Export Sales Depressed? Not necessarily.
Of course a tax on exports might depress Italy’s export sales, which according to a SACE study are growing at 8.4% annually and are predicted to hit pre-crisis levels by 2013.
Then again, Italian companies could become more efficient and absorb at least some of the extra cost to the recipients of Italian goods.
The luxury goods market – food, wine, fashion and cars – could either increase prices or simply reduce its margins. And the export tax would only have to be a temporary measure anyway. Say 10% in the first year, 5% in the next, 2.5% in the following year and then the tax could be repealed.
Or perhaps the starting rate for the export tax could be 5% for non-luxury goods and 10% for luxury items.
Only around 4.8% of Italy’s total exports are consumer goods, though.
Other countries could retaliate and set import duties on Italian goods and this would offset some of the benefits. If this happened, Italy could do the same and maintain the financial status quo.
Maybe someone in Rome should start building a few spreadsheets to work out whether an export tax is feasible.

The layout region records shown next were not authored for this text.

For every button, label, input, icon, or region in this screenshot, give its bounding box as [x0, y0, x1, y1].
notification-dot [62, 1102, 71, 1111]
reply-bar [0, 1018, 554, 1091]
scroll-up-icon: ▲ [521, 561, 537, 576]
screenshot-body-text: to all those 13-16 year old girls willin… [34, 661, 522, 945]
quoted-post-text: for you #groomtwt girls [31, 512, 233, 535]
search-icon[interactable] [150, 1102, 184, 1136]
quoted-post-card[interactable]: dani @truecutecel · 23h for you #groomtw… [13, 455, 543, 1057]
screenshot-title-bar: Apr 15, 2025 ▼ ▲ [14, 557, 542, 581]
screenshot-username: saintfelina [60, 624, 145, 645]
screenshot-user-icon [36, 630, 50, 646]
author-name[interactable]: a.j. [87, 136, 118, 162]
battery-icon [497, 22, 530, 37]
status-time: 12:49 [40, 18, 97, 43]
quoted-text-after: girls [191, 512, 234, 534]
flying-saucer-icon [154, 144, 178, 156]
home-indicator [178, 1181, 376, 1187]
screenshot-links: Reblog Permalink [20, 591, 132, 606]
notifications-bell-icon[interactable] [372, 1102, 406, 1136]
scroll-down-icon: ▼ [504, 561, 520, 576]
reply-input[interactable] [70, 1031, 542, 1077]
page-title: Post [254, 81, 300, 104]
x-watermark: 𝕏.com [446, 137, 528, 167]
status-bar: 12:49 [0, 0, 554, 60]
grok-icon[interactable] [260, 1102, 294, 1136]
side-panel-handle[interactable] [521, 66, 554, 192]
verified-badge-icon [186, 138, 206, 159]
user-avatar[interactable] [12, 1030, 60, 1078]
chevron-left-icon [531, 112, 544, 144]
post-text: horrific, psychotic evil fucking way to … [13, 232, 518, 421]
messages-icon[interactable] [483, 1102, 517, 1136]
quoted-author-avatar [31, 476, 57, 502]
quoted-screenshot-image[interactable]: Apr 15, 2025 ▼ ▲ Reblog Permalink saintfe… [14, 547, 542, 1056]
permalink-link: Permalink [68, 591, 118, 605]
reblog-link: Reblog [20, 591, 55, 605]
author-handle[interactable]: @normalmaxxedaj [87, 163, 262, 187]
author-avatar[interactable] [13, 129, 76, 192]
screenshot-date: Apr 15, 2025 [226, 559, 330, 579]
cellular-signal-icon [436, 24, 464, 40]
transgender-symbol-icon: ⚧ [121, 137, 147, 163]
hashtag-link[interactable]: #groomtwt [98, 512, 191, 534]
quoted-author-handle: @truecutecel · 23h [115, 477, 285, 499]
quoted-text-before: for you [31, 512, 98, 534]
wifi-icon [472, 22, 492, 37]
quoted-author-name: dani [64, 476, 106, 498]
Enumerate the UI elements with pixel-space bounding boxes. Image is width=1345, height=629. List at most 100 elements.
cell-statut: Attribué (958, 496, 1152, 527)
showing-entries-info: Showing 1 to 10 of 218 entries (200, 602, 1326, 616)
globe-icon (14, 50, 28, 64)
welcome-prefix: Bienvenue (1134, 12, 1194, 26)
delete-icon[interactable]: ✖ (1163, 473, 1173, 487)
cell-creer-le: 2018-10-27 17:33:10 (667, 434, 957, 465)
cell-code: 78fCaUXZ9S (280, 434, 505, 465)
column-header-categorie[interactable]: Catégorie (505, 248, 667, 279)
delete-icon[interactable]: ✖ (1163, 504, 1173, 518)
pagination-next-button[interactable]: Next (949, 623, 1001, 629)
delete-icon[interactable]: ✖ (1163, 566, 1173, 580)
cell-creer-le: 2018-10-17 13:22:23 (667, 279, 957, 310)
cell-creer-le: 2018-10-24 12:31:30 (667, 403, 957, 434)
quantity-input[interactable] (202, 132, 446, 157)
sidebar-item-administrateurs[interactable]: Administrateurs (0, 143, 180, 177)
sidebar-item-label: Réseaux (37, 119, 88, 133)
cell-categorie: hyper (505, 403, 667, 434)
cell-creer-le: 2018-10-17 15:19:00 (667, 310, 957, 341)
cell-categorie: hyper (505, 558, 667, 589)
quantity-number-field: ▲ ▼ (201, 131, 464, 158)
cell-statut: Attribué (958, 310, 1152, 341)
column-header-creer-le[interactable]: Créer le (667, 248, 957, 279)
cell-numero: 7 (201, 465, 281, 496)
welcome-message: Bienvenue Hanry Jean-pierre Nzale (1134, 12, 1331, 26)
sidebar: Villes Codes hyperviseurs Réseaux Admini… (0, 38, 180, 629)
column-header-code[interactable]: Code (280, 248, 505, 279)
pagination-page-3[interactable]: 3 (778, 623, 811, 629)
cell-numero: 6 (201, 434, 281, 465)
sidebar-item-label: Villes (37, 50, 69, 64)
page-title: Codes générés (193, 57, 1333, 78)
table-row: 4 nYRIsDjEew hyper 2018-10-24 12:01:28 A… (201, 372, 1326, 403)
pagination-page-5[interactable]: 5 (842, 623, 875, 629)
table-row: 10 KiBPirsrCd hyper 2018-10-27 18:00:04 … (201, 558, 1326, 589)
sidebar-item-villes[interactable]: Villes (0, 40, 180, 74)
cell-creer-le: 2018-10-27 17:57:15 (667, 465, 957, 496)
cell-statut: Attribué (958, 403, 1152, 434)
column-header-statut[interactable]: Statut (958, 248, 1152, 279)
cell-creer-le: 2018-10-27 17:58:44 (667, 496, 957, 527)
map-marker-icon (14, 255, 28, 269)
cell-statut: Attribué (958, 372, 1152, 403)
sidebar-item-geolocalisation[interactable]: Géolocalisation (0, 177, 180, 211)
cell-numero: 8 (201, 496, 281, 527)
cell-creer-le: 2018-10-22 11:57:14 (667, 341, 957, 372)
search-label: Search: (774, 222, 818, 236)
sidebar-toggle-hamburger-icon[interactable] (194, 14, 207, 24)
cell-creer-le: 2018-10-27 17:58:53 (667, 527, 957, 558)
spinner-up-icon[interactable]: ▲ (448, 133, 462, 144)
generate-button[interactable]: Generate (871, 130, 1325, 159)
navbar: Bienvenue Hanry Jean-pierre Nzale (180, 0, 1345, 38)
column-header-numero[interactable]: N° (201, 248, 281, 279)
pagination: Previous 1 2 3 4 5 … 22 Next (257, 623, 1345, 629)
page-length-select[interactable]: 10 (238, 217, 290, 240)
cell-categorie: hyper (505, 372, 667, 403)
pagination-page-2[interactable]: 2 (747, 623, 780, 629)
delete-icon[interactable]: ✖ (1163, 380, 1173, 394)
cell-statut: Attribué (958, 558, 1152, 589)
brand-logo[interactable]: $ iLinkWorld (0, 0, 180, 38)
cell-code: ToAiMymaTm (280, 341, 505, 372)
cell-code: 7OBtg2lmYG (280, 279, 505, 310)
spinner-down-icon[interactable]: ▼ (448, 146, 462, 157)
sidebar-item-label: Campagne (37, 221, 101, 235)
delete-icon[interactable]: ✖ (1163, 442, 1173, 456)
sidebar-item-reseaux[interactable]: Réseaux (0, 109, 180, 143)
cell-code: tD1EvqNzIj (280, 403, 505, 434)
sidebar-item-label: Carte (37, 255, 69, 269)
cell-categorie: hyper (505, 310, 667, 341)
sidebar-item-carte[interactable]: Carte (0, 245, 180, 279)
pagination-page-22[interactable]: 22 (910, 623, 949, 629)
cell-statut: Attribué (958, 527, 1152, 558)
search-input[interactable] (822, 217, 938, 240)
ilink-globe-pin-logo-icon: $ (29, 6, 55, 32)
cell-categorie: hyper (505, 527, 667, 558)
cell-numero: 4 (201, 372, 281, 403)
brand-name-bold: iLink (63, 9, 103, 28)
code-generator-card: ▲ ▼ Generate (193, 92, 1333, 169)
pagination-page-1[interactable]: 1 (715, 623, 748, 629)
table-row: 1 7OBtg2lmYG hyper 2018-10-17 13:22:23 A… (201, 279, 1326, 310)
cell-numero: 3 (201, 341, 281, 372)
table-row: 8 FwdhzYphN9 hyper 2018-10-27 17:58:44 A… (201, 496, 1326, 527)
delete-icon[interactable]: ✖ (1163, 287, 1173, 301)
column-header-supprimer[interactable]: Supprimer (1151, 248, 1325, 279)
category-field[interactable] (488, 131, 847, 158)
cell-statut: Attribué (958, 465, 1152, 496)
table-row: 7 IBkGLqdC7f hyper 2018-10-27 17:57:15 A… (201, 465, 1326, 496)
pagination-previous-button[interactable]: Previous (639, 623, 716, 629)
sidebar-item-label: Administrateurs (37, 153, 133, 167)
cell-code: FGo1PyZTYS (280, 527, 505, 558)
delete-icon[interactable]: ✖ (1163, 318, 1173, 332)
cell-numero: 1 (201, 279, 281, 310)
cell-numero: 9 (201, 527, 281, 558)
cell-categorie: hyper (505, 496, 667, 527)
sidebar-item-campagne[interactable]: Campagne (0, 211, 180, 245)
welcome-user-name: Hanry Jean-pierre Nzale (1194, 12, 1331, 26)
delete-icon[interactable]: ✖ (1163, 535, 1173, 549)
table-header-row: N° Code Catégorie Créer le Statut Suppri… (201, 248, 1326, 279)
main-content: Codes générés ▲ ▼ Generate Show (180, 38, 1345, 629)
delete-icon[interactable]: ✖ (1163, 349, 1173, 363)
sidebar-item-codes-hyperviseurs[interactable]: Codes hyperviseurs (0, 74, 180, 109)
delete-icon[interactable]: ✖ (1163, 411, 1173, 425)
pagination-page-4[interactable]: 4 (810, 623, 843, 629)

Would the heard of the Italian Employers’ Federation Emma Marcegaglia go for this? Not sure.
More Food for Thought
Oh, and to keep the prices of Italian staples such as bread and pasta under control (and keep inflation down), perhaps Italy should encourage its farmers to grow more wheat. The cost of shipping wheat to Italy rose by a phenomenal 61% in January 2011.
Italy is the world’s third largest consumer of wheat. It sounds as if Italy is unable to produce wheat at prices which are competitive for its home market.
Any more out of the box suggestions for austerity measures for Italy?
Do you think an export tax would work? If not, why not?